09.20.12 4:22 PM ET
Why Rice Contains Detectable Levels of Arsenic
Et tu, Rice Krispies?
It would appear so. This week, the influential Consumer Reports dropped a bombshell: rice, a key ingredient in everything from baby food to breakfast cereal, contains detectable amounts of arsenic, an established carcinogen—as well as a convenient poison in countless mysteries. Furthermore, people who recently had eaten a rice-based meal had higher levels of arsenic in their bloodstream than those who had not. Consumer Reports’s intentionally alarming study followed its investigation earlier this year that found worrying amounts of arsenic in apple and grape juices.
How did something as wholesome and all-natural as rice find itself in such shady company, right there with preservatives and fast food? Because it is natural. Food grown in soil absorbs whatever potential toxins are present. In this case, it’s an element, atomic number 33—Breaking Bad fans please note—next to selenium and below phosphorus, and designated As on the Periodic Table.

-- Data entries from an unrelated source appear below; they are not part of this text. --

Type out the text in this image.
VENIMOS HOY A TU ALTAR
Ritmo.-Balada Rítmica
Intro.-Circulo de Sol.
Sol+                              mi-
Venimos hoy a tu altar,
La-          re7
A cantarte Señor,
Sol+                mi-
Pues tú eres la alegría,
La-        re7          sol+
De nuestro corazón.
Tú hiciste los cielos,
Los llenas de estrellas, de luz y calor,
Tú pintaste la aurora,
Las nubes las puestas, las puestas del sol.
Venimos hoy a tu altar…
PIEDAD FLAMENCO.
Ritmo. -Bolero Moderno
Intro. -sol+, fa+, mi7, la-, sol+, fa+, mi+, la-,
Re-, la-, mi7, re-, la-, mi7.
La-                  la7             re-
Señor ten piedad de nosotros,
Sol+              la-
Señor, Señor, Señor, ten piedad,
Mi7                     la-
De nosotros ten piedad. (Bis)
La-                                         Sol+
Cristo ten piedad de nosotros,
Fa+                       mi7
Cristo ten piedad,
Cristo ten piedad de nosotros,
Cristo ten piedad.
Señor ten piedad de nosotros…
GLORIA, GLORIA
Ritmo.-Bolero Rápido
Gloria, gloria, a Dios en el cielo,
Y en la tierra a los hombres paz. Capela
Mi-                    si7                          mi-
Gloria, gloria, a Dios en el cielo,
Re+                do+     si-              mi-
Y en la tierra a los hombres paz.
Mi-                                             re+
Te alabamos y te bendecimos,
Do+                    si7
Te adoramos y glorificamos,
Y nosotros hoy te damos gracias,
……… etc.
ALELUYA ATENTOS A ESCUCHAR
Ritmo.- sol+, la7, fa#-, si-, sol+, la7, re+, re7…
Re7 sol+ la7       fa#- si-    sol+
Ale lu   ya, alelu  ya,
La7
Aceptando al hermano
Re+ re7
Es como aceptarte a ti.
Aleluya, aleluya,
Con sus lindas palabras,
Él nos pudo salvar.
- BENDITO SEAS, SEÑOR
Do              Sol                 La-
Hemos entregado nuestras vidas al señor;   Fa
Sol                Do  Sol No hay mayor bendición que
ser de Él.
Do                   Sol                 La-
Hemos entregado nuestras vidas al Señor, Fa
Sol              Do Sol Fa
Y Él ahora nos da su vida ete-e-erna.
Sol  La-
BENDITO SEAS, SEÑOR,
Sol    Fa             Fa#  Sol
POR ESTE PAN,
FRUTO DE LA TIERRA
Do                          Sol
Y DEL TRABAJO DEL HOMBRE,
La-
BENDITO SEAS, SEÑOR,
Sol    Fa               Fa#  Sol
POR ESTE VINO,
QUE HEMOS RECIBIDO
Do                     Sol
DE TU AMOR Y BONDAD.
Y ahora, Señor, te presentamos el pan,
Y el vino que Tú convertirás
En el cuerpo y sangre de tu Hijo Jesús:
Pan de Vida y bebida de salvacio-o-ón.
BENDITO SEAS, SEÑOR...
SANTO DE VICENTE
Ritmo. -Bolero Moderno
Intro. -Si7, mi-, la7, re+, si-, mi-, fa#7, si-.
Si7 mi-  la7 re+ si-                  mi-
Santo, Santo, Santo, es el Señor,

Rice appears to be a concentrator of arsenic for two distinct reasons. First, something about rice just seems to attract arsenic into the grain, particularly into the husk that gives brown rice its brown color. Ironically, brown rice, always considered healthier, has a decidedly higher level of arsenic than the white, or unhusked, version. Second, rice grows differently from other grains. A field of wheat swaying across the American Plains is a favorite of Sunday painters, but unlike wheat, rice likes it wet. It thrives in marshes, referred to more familiarly as rice paddies, and the water has plenty of arsenic.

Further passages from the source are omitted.